Partnership Takes Aim At Preventable Hospital Readmissions Among High-Risk Seniors

SCAN Health Plan and Lakewood IPA have partnered with Dovetail Health in a program designed to reduce readmission rates for high-risk seniors following discharge from hospitals and skilled nursing facilities.

Under the new program, high-risk SCAN Health Plan members in Southern California whose primary care physicians are part of Lakewood IPA are now being referred into Lakewood's "Healthy Transitions" program upon discharge. Led by Dovetail, the Healthy Transitions program combines elements of existing transition management programs - such as improved discharge planning and telephonic case management - with a unique focus on medication optimization and adherence.

"We believe that this program will lessen the number of seniors readmitted to a hospital for reasons that are totally avoidable," said Timothy Schwab, MD, chief medical officer for the not-for-profit SCAN Health Plan. "By focusing on those problems most commonly found and tailoring the program to each individual, we can make a significant, positive impact in the lives of many of our members."

In general, patients enrolled in the program take an average of 12 medications and have chronic conditions such as diabetes, chronic obstructive pulmonary disease, congestive heart failure and renal disease.

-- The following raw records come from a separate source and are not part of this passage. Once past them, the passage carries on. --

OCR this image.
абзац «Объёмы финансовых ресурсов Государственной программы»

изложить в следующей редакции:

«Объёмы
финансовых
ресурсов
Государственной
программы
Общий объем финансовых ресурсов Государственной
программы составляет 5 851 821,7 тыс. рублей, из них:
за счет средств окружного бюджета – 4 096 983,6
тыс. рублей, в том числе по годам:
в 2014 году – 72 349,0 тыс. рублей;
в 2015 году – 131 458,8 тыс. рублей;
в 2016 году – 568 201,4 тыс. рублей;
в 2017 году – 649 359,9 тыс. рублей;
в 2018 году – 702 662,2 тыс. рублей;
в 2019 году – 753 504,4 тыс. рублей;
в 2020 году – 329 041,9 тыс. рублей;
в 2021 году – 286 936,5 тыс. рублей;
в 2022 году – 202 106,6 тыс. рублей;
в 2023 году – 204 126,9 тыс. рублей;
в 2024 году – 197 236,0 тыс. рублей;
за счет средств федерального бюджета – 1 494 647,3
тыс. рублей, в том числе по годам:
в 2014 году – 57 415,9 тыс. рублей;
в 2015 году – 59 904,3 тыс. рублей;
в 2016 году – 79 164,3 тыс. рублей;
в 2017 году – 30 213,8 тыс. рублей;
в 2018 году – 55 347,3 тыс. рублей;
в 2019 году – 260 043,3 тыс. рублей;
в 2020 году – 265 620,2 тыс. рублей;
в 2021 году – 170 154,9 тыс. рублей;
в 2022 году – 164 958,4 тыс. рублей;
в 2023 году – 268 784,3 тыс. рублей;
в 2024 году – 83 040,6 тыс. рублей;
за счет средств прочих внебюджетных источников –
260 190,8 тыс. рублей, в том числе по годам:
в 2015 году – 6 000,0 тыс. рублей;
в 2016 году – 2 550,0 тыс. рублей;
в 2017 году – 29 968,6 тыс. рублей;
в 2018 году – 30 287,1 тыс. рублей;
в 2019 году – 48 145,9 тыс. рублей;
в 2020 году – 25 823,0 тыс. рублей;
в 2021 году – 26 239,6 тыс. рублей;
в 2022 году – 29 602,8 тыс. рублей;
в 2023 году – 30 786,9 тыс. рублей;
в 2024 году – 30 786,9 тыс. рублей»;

More than 75 percent are at increased risk of falls. One in five seniors nationwide is readmitted within 30 days of discharge at a staggering cost of over $17 billion, and medication-related issues are frequently a factor.

The Healthy Transitions program sends pharmacists to meet patients in their homes following discharge from hospitals and skilled nursing facilities. Healthy Transitions pharmacists review every prescription and over-the-counter medication. During the visits they clarify orders, educate patients and caregivers, identify opportunities to optimize medication schedules, and address issues such as non-adherence. Easy-to-read reports are printed for patients, and a version is prepared for their physicians with key questions or issues highlighted.

In addition to medication counseling and support, the Healthy Transitions program follows patients for 30 days to provide ongoing guidance around chronic illnesses, safety, advance-care planning and other potential readmission risk factors. At the end of 30 days, patients are referred back into the appropriate care-management programs at SCAN or Lakewood IPA.

"Our patients have been very open to having the home visit. The comprehensive counseling, support and assessment from the pharmacist are an asset to the physician and the case managers in the continued coordination of care for these high-risk members," said Robin Tufono, director of outreach programs at Coast.